China and Russia, for instance, abide by the premise that countries should be free to act within their borders as they wish. China, for instance, believes that its mass human rights abuses against the Muslim Uighurs are no one’s business since it is happening in China. The U.S. has consistently rebuked regimes parroting this line and reminded them that human rights are an international issue. As Vice-President, Biden reportedly told Chinese Premier Xi Jinping that America would not be America if it did not speak out about human rights in China. It is unimaginable that the U.S. would pass off detention camps for Chinese Muslims as a matter left to China’s “sovereign decisions.” Instead, both the U.S. Congress and the White House have imposed sanctions and trade bans on China.
Of course, the U.S. has always been selective about which nations can get away with human rights abuses. But this hypocrisy has traditionally been one of omission: publicly condemning Iran, say, while staying mute about Saudi persecutions of dissidents.
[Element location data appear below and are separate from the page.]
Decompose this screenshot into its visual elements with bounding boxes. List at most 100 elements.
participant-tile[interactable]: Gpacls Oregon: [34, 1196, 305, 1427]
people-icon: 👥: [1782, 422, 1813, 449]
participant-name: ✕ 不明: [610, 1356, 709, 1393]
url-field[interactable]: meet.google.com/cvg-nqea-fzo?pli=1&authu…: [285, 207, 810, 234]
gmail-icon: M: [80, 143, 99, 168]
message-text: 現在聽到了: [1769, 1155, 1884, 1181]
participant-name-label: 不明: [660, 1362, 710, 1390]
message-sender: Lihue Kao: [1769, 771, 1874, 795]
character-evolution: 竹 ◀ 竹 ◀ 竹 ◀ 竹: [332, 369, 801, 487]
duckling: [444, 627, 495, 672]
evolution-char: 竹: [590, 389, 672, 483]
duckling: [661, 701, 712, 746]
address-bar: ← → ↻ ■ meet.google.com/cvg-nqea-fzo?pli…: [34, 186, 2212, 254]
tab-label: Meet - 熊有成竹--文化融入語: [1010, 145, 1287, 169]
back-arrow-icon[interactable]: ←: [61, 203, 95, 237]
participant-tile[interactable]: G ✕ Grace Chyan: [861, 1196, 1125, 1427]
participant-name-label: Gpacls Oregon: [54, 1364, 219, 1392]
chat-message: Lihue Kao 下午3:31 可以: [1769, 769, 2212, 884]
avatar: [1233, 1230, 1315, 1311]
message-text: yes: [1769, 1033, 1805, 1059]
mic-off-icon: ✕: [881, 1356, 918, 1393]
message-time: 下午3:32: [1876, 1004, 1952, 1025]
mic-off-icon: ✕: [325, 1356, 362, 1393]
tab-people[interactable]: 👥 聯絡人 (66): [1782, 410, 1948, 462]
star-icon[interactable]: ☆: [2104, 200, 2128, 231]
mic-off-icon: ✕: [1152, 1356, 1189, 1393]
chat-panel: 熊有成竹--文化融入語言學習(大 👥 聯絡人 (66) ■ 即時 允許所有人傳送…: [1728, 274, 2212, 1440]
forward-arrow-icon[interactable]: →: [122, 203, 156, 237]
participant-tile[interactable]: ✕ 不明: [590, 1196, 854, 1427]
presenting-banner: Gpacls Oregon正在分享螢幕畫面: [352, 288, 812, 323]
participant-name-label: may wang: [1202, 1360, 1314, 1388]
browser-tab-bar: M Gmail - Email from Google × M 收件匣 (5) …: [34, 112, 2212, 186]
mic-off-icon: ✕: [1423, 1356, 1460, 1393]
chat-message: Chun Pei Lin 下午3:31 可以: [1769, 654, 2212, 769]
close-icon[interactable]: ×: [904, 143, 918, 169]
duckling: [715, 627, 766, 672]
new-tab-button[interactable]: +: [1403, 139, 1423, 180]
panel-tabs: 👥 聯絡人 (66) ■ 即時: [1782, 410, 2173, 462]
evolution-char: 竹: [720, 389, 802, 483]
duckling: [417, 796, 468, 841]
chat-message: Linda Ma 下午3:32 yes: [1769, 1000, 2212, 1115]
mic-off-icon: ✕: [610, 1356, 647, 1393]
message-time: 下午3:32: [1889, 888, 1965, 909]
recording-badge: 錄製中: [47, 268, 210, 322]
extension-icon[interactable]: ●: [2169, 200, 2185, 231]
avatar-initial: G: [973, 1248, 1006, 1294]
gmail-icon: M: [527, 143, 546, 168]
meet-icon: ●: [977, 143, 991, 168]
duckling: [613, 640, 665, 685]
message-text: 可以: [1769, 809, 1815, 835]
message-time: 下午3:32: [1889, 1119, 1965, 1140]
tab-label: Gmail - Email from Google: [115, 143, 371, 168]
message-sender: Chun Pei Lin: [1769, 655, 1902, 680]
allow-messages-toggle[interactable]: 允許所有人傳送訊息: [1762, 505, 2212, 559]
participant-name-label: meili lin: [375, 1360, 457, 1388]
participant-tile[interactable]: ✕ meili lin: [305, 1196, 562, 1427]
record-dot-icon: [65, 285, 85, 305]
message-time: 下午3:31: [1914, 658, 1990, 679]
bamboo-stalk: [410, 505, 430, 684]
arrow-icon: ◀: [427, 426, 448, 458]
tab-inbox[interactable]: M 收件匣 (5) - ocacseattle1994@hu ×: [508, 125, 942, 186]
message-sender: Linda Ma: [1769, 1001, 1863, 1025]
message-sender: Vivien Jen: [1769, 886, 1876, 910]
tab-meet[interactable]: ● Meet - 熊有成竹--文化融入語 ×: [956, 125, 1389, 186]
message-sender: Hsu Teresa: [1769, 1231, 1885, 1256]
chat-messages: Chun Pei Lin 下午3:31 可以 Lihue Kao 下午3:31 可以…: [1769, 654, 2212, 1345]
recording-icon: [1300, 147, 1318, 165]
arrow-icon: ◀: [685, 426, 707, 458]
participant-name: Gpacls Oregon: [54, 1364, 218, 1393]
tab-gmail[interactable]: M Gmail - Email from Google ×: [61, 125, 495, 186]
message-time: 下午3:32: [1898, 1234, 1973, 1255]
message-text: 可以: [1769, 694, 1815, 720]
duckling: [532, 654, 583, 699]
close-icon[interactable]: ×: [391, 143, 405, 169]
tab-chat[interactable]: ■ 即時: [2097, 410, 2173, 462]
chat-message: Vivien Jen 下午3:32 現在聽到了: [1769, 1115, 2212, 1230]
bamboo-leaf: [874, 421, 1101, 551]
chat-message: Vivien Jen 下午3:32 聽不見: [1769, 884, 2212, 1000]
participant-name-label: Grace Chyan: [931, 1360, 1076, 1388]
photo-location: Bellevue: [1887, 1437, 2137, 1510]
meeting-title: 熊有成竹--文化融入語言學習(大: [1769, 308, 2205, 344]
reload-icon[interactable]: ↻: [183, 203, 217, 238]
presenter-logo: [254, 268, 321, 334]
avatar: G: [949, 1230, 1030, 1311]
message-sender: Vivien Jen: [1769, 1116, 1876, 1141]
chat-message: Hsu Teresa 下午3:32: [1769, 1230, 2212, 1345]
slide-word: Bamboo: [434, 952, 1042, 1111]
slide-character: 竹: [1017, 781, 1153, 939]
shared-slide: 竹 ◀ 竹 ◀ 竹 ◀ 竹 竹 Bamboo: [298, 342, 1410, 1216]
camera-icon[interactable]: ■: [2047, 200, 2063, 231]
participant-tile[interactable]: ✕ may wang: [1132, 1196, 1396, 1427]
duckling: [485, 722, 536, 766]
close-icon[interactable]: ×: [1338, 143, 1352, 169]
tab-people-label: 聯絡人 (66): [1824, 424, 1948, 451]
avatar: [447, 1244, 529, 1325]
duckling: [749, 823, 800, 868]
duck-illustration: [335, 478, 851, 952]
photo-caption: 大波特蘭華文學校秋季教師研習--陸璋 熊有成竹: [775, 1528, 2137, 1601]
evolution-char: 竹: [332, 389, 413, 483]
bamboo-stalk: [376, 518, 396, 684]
But the Israel carve-out is explicit. While the U.S. may not endorse Israeli settlements, as Price put it, the American government believes that the settlers have the right to do whatever they want within their declared borders. It beggars the question: is there a limit to Israeli sovereignty? Would an Israeli decision to expel 100,000 Palestinians in order to build even more settlements be characterized as a legitimate “sovereign decision”?
The Biden Administration is establishing a dangerous precedent that will enable the worst Israeli abuses by granting the apartheid regime the right to violate international law in the name of absolute sovereignty — a right accorded to no other nation, except perhaps Saudi Arabia and the UAE, two U.S. allies that have significant clout in DC.
The Israeli regime and its American defenders constantly claim that the settler project is the victim of unfair double standards but the double standards that really matter are in Israel’s favor. Unconditional American support for Israel enables the regime to violate international law without ever facing meaningful penalties. Few other nations are so lucky. Even global behemoths like China are sanctioned by the U.S.
The UN Human Rights Council may spill plenty of ink on the Occupation of Palestine. But when it comes to the Security Council, where real power exists, Israel is protected from sanctions by an American veto. Other major human rights violators – such as Iran and Venezuela — would probably also receive an avalanche of toothless UN reports if it meant that they could otherwise carry on being brutes without the threat of economic penalties. When it comes to the Israeli regime and international law, it is an endless stream of exceptions.